Заметил он и то, как зло сжались в ниточку губы главного следователя. Тот замолчал, потом, не глядя на коллегу, кивнул головой.
— Оправдайтесь, если можете, в предъявленных вам обвинениях.
Мирандо собрался с мыслями. Долго молчал, опустив голову на грудь. Потом тихо сказал:
— Меня оклеветали, святой отец. — Но смотрел он при этом не на главного следователя, а на того, другого.
И тот, как бы прочитав тайные мысли Мирандо, поспешил прийти на помощь:
— Можете ли вы назвать имя обвинителя вашего или причины, толкнувшие его ложно обвинить вас перед лицом церкви?
— У меня есть недоброжелатели, — медленно протянул Мирандо. Потом, словно решившись на что-то, назвал имя. — Граф Кавальканти один из них. Полагаю, что это он очернил меня.

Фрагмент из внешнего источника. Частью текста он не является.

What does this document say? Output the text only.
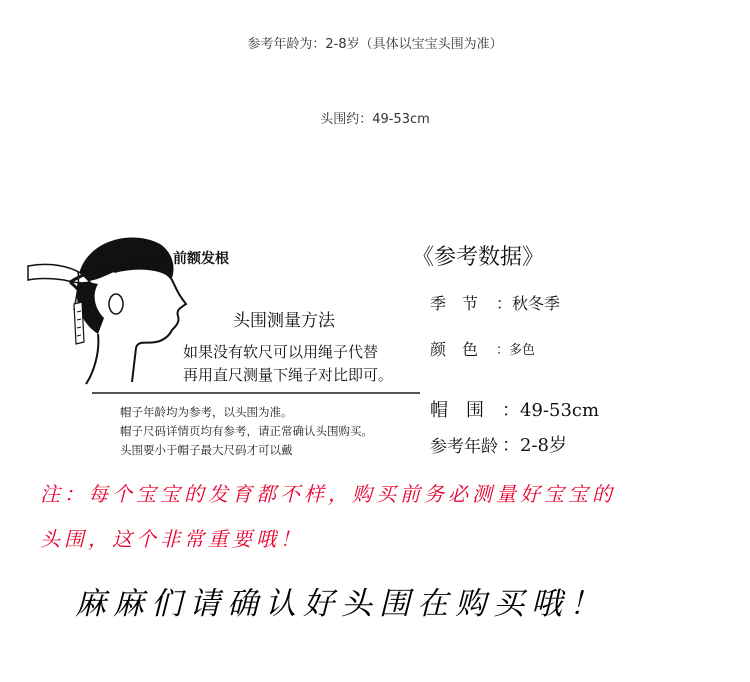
参考年龄为：2-8岁（具体以宝宝头围为准）
头围约：49-53cm
前额发根
头围测量方法
如果没有软尺可以用绳子代替
再用直尺测量下绳子对比即可。
帽子年龄均为参考，以头围为准。
帽子尺码详情页均有参考，请正常确认头围购买。
头围要小于帽子最大尺码才可以戴
《参考数据》
季　节 ：秋冬季
颜　色 ：多色
帽　围 ：49-53cm
参考年龄 ：2-8岁
注：每个宝宝的发育都不样，购买前务必测量好宝宝的
头围，这个非常重要哦！
麻麻们请确认好头围在购买哦！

— Почему вы так думаете? — спросил главный следователь, заполняя протокол. Писал он медленно, перо его скрипело и брызгало. Он посыпал кляксы песком и брезгливо морщился.
— Он считал меня повинным в том, что брак его с дочерью герцога Метеллы Горацией расстроился. Поэтому он и преследовал меня своей ненавистью, покушался на мою жизнь. Так, в ночь карнавала…
Нетерпеливым жестом главный следователь заставил его умолкнуть.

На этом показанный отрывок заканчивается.